The native habitats for Cornus drummondii are wetlands, mesic and dry-mesic woodlands, riparian forests and on limestone topography. It commonly forms thickets.

== Taxonomy ==
The species name drummondii is named for Scottish naturalist Thomas Drummond by Carl Anton Von Mey in 1845. Drummond's collection of 750 plant species has been shared throughout museums and scientific institutions throughout the world. The genus name Cornus comes from the Latin word for horn, "Cornu" which is likely in reference to the tree's dense wood.

== Horticultural use ==
Cornus drummondii should be grown in full sunlight and well drained soil. The roughleaf dogwood does not require much water to grow. The roughleaf dogwood is used as a buffer planting around parking lots, in the medians of highways and near the decks and patios of homes. The roughleaf dogwood is used as an ornamental tree because of its ability to survive with little care once mature because of its tolerance to pests, low water requirements and tolerance to shade. It can grow to a height of 15 to 25 ft with a spread of 10 to 15 ft.
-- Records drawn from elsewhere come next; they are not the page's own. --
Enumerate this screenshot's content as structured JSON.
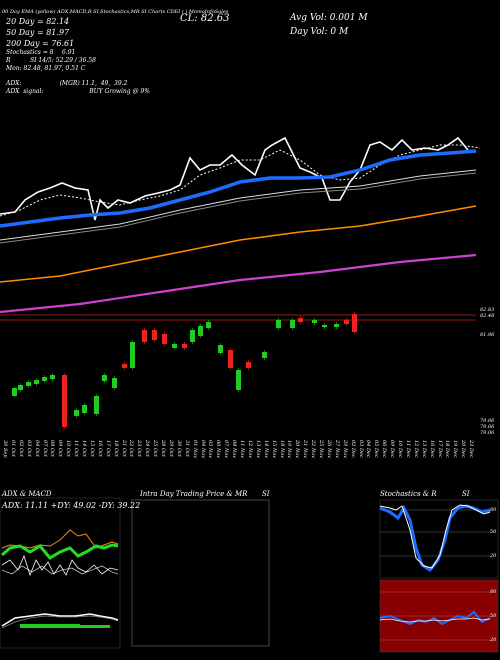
{
  "header": {
    "symbol_line": "00 Day EMA (yellow) ADX,MACD,R SI,Stochastics,MR SI Charts CDEI ( ) MomoInfoSales",
    "cl_label": "CL: 82.63",
    "avg_vol": "Avg Vol: 0.001 M",
    "day_vol": "Day Vol: 0   M",
    "ema20": "20  Day = 82.14",
    "ema50": "50  Day = 81.97",
    "ema200": "200  Day = 76.61",
    "stochastics_label": "Stochastics = 8",
    "stochastics_val": "6.91",
    "si_label": "SI 14/5: 52.29 / 36.58",
    "r_label": "R",
    "ohlc": "Mon: 82.48,  81.97,  0.51 C",
    "adx_line": "ADX:                    (MGR) 11.1,  49,  39.2",
    "adx_signal": "ADX  signal:                        BUY Growing @ 9%"
  },
  "price_labels": {
    "p1": "82.83",
    "p2": "82.48",
    "p3": "81.96",
    "p4": "79.06",
    "p5": "79.06",
    "p6": "79.06"
  },
  "x_dates": [
    "30 Sep",
    "01 Oct",
    "02 Oct",
    "03 Oct",
    "04 Oct",
    "07 Oct",
    "08 Oct",
    "09 Oct",
    "10 Oct",
    "11 Oct",
    "14 Oct",
    "15 Oct",
    "16 Oct",
    "17 Oct",
    "18 Oct",
    "21 Oct",
    "22 Oct",
    "23 Oct",
    "24 Oct",
    "25 Oct",
    "28 Oct",
    "29 Oct",
    "30 Oct",
    "31 Oct",
    "01 Nov",
    "04 Nov",
    "05 Nov",
    "06 Nov",
    "07 Nov",
    "08 Nov",
    "11 Nov",
    "12 Nov",
    "13 Nov",
    "14 Nov",
    "15 Nov",
    "18 Nov",
    "19 Nov",
    "20 Nov",
    "21 Nov",
    "22 Nov",
    "25 Nov",
    "26 Nov",
    "27 Nov",
    "29 Nov",
    "02 Dec",
    "03 Dec",
    "04 Dec",
    "05 Dec",
    "06 Dec",
    "09 Dec",
    "10 Dec",
    "11 Dec",
    "12 Dec",
    "13 Dec",
    "16 Dec",
    "17 Dec",
    "18 Dec",
    "19 Dec",
    "20 Dec",
    "23 Dec"
  ],
  "panels": {
    "adx_title": "ADX  & MACD",
    "adx_values": "ADX: 11.11 +DY: 49.02  -DY: 39.22",
    "intra_title": "Intra  Day Trading Price  & MR",
    "intra_si": "SI",
    "stoch_title": "Stochastics & R",
    "stoch_si": "SI",
    "stoch_ticks": [
      "80",
      "50",
      "20"
    ],
    "rsi_ticks": [
      "80",
      "50",
      "20"
    ]
  },
  "colors": {
    "bg": "#000000",
    "price_line": "#ffffff",
    "ema_blue": "#1e6cff",
    "ema_orange": "#ff8c00",
    "ema_magenta": "#d040d0",
    "up": "#22cc22",
    "down": "#ee2222",
    "rsi_bg": "#880000"
  }
}
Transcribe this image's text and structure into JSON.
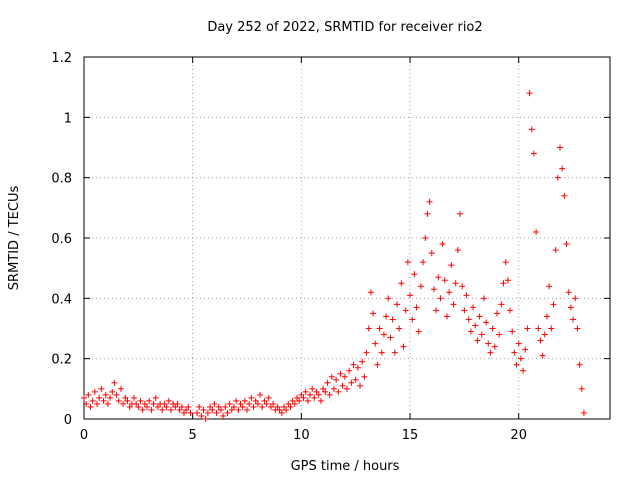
{
  "chart_data": {
    "type": "scatter",
    "title": "Day 252 of 2022, SRMTID for receiver rio2",
    "xlabel": "GPS time / hours",
    "ylabel": "SRMTID / TECUs",
    "xlim": [
      0,
      24.2
    ],
    "ylim": [
      0,
      1.2
    ],
    "x_ticks": [
      0,
      5,
      10,
      15,
      20
    ],
    "x_tick_labels": [
      "0",
      "5",
      "10",
      "15",
      "20"
    ],
    "y_ticks": [
      0,
      0.2,
      0.4,
      0.6,
      0.8,
      1.0,
      1.2
    ],
    "y_tick_labels": [
      "0",
      "0.2",
      "0.4",
      "0.6",
      "0.8",
      "1",
      "1.2"
    ],
    "grid": true,
    "marker": "+",
    "marker_color": "#ff0000",
    "series": [
      {
        "name": "SRMTID",
        "points": [
          [
            0.0,
            0.07
          ],
          [
            0.1,
            0.05
          ],
          [
            0.2,
            0.08
          ],
          [
            0.3,
            0.04
          ],
          [
            0.4,
            0.06
          ],
          [
            0.5,
            0.09
          ],
          [
            0.6,
            0.05
          ],
          [
            0.7,
            0.07
          ],
          [
            0.8,
            0.1
          ],
          [
            0.9,
            0.06
          ],
          [
            1.0,
            0.08
          ],
          [
            1.1,
            0.05
          ],
          [
            1.2,
            0.07
          ],
          [
            1.3,
            0.09
          ],
          [
            1.4,
            0.12
          ],
          [
            1.5,
            0.08
          ],
          [
            1.6,
            0.06
          ],
          [
            1.7,
            0.1
          ],
          [
            1.8,
            0.05
          ],
          [
            1.9,
            0.07
          ],
          [
            2.0,
            0.06
          ],
          [
            2.1,
            0.04
          ],
          [
            2.2,
            0.05
          ],
          [
            2.3,
            0.07
          ],
          [
            2.4,
            0.05
          ],
          [
            2.5,
            0.04
          ],
          [
            2.6,
            0.06
          ],
          [
            2.7,
            0.03
          ],
          [
            2.8,
            0.05
          ],
          [
            2.9,
            0.04
          ],
          [
            3.0,
            0.06
          ],
          [
            3.1,
            0.03
          ],
          [
            3.2,
            0.05
          ],
          [
            3.3,
            0.07
          ],
          [
            3.4,
            0.04
          ],
          [
            3.5,
            0.05
          ],
          [
            3.6,
            0.03
          ],
          [
            3.7,
            0.05
          ],
          [
            3.8,
            0.04
          ],
          [
            3.9,
            0.06
          ],
          [
            4.0,
            0.03
          ],
          [
            4.1,
            0.05
          ],
          [
            4.2,
            0.04
          ],
          [
            4.3,
            0.05
          ],
          [
            4.4,
            0.03
          ],
          [
            4.5,
            0.04
          ],
          [
            4.6,
            0.02
          ],
          [
            4.7,
            0.03
          ],
          [
            4.8,
            0.04
          ],
          [
            4.9,
            0.02
          ],
          [
            5.2,
            0.02
          ],
          [
            5.3,
            0.04
          ],
          [
            5.4,
            0.01
          ],
          [
            5.5,
            0.03
          ],
          [
            5.6,
            0.0
          ],
          [
            5.7,
            0.02
          ],
          [
            5.8,
            0.04
          ],
          [
            5.9,
            0.03
          ],
          [
            6.0,
            0.05
          ],
          [
            6.1,
            0.02
          ],
          [
            6.2,
            0.04
          ],
          [
            6.3,
            0.03
          ],
          [
            6.4,
            0.01
          ],
          [
            6.5,
            0.04
          ],
          [
            6.6,
            0.02
          ],
          [
            6.7,
            0.05
          ],
          [
            6.8,
            0.03
          ],
          [
            6.9,
            0.04
          ],
          [
            7.0,
            0.06
          ],
          [
            7.1,
            0.03
          ],
          [
            7.2,
            0.05
          ],
          [
            7.3,
            0.04
          ],
          [
            7.4,
            0.06
          ],
          [
            7.5,
            0.03
          ],
          [
            7.6,
            0.05
          ],
          [
            7.7,
            0.07
          ],
          [
            7.8,
            0.04
          ],
          [
            7.9,
            0.06
          ],
          [
            8.0,
            0.05
          ],
          [
            8.1,
            0.08
          ],
          [
            8.2,
            0.04
          ],
          [
            8.3,
            0.06
          ],
          [
            8.4,
            0.05
          ],
          [
            8.5,
            0.07
          ],
          [
            8.6,
            0.04
          ],
          [
            8.7,
            0.05
          ],
          [
            8.8,
            0.03
          ],
          [
            8.9,
            0.04
          ],
          [
            9.0,
            0.03
          ],
          [
            9.1,
            0.02
          ],
          [
            9.2,
            0.04
          ],
          [
            9.3,
            0.03
          ],
          [
            9.4,
            0.05
          ],
          [
            9.5,
            0.04
          ],
          [
            9.6,
            0.06
          ],
          [
            9.7,
            0.05
          ],
          [
            9.8,
            0.07
          ],
          [
            9.9,
            0.06
          ],
          [
            10.0,
            0.08
          ],
          [
            10.1,
            0.07
          ],
          [
            10.2,
            0.09
          ],
          [
            10.3,
            0.06
          ],
          [
            10.4,
            0.08
          ],
          [
            10.5,
            0.1
          ],
          [
            10.6,
            0.07
          ],
          [
            10.7,
            0.09
          ],
          [
            10.8,
            0.08
          ],
          [
            10.9,
            0.06
          ],
          [
            11.0,
            0.1
          ],
          [
            11.1,
            0.09
          ],
          [
            11.2,
            0.12
          ],
          [
            11.3,
            0.08
          ],
          [
            11.4,
            0.14
          ],
          [
            11.5,
            0.1
          ],
          [
            11.6,
            0.13
          ],
          [
            11.7,
            0.09
          ],
          [
            11.8,
            0.15
          ],
          [
            11.9,
            0.11
          ],
          [
            12.0,
            0.14
          ],
          [
            12.1,
            0.1
          ],
          [
            12.2,
            0.16
          ],
          [
            12.3,
            0.12
          ],
          [
            12.4,
            0.18
          ],
          [
            12.5,
            0.13
          ],
          [
            12.6,
            0.17
          ],
          [
            12.7,
            0.11
          ],
          [
            12.8,
            0.19
          ],
          [
            12.9,
            0.14
          ],
          [
            13.0,
            0.22
          ],
          [
            13.1,
            0.3
          ],
          [
            13.2,
            0.42
          ],
          [
            13.3,
            0.35
          ],
          [
            13.4,
            0.25
          ],
          [
            13.5,
            0.18
          ],
          [
            13.6,
            0.3
          ],
          [
            13.7,
            0.22
          ],
          [
            13.8,
            0.28
          ],
          [
            13.9,
            0.34
          ],
          [
            14.0,
            0.4
          ],
          [
            14.1,
            0.27
          ],
          [
            14.2,
            0.33
          ],
          [
            14.3,
            0.22
          ],
          [
            14.4,
            0.38
          ],
          [
            14.5,
            0.3
          ],
          [
            14.6,
            0.45
          ],
          [
            14.7,
            0.24
          ],
          [
            14.8,
            0.36
          ],
          [
            14.9,
            0.52
          ],
          [
            15.0,
            0.41
          ],
          [
            15.1,
            0.33
          ],
          [
            15.2,
            0.48
          ],
          [
            15.3,
            0.37
          ],
          [
            15.4,
            0.29
          ],
          [
            15.5,
            0.44
          ],
          [
            15.6,
            0.52
          ],
          [
            15.7,
            0.6
          ],
          [
            15.8,
            0.68
          ],
          [
            15.9,
            0.72
          ],
          [
            16.0,
            0.55
          ],
          [
            16.1,
            0.43
          ],
          [
            16.2,
            0.36
          ],
          [
            16.3,
            0.47
          ],
          [
            16.4,
            0.4
          ],
          [
            16.5,
            0.58
          ],
          [
            16.6,
            0.46
          ],
          [
            16.7,
            0.34
          ],
          [
            16.8,
            0.42
          ],
          [
            16.9,
            0.51
          ],
          [
            17.0,
            0.38
          ],
          [
            17.1,
            0.45
          ],
          [
            17.2,
            0.56
          ],
          [
            17.3,
            0.68
          ],
          [
            17.4,
            0.44
          ],
          [
            17.5,
            0.36
          ],
          [
            17.6,
            0.41
          ],
          [
            17.7,
            0.33
          ],
          [
            17.8,
            0.29
          ],
          [
            17.9,
            0.37
          ],
          [
            18.0,
            0.31
          ],
          [
            18.1,
            0.26
          ],
          [
            18.2,
            0.34
          ],
          [
            18.3,
            0.28
          ],
          [
            18.4,
            0.4
          ],
          [
            18.5,
            0.32
          ],
          [
            18.6,
            0.25
          ],
          [
            18.7,
            0.22
          ],
          [
            18.8,
            0.3
          ],
          [
            18.9,
            0.24
          ],
          [
            19.0,
            0.35
          ],
          [
            19.1,
            0.28
          ],
          [
            19.2,
            0.38
          ],
          [
            19.3,
            0.45
          ],
          [
            19.4,
            0.52
          ],
          [
            19.5,
            0.46
          ],
          [
            19.6,
            0.36
          ],
          [
            19.7,
            0.29
          ],
          [
            19.8,
            0.22
          ],
          [
            19.9,
            0.18
          ],
          [
            20.0,
            0.25
          ],
          [
            20.1,
            0.2
          ],
          [
            20.2,
            0.16
          ],
          [
            20.3,
            0.23
          ],
          [
            20.4,
            0.3
          ],
          [
            20.5,
            1.08
          ],
          [
            20.6,
            0.96
          ],
          [
            20.7,
            0.88
          ],
          [
            20.8,
            0.62
          ],
          [
            20.9,
            0.3
          ],
          [
            21.0,
            0.26
          ],
          [
            21.1,
            0.21
          ],
          [
            21.2,
            0.28
          ],
          [
            21.3,
            0.34
          ],
          [
            21.4,
            0.44
          ],
          [
            21.5,
            0.3
          ],
          [
            21.6,
            0.38
          ],
          [
            21.7,
            0.56
          ],
          [
            21.8,
            0.8
          ],
          [
            21.9,
            0.9
          ],
          [
            22.0,
            0.83
          ],
          [
            22.1,
            0.74
          ],
          [
            22.2,
            0.58
          ],
          [
            22.3,
            0.42
          ],
          [
            22.4,
            0.37
          ],
          [
            22.5,
            0.33
          ],
          [
            22.6,
            0.4
          ],
          [
            22.7,
            0.3
          ],
          [
            22.8,
            0.18
          ],
          [
            22.9,
            0.1
          ],
          [
            23.0,
            0.02
          ]
        ]
      }
    ]
  }
}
Cornus drummondii is often planted to attract birds as birds tend to favor the roughleaf dogwood fruit.

== Distribution ==
Cornus drummondii can be found in the United States of America as far west and south as Texas, as far east as New York, and as far north as Ontario in Canada.

== Ethnobotany ==
Cornus drummondii was used by the Iroquois to treat gonorrhea by infusing switches mixed with the fruit from the tree.

== Wetland Indicator Status ==
Cornus drummondii is considered Facultative (FAC) meaning it can occur in wetland and non-wetland environment.

== Wildlife use ==
There are over 40 species of bird that eat the roughleaf dogwood fruit such as mockingbirds (Mimus polyglottos), bluebirds (Sialia sialis), and cardinals (Cardinalis cardinalis). Other fruit eating animals that use roughleaf dogwood include raccoons, squirrels, deer, rabbits, skunks, and black bears. Birds such as the wood warbler, yellow-rumped warbler, kinglets, and flycatchers are known to feast on the fruits in flocks in the fall and winter. Frugivory by birds is a how C. drummondii is commonly dispersed.

== Conservation status ==
Cornus drummondii is critically imperiled (S1) in Georgia, Minnesota, and New York. C. drummondii is secure (S5) in the states Iowa, Indiana, and Kentucky. There is no status rank (SNR/SU/SNA) for Cornus drummondii in Texas, Oklahoma, Louisiana, Mississippi, Alabama, Arkansas, Tennessee, Kansas, Nebraska, South Dakota, Missouri, Illinois, Ohio, Pennsylvania, and Michigan. At the global scale Cornus drummondii is listed as "Least Concern" on the IUCN Red List of Threatened Species.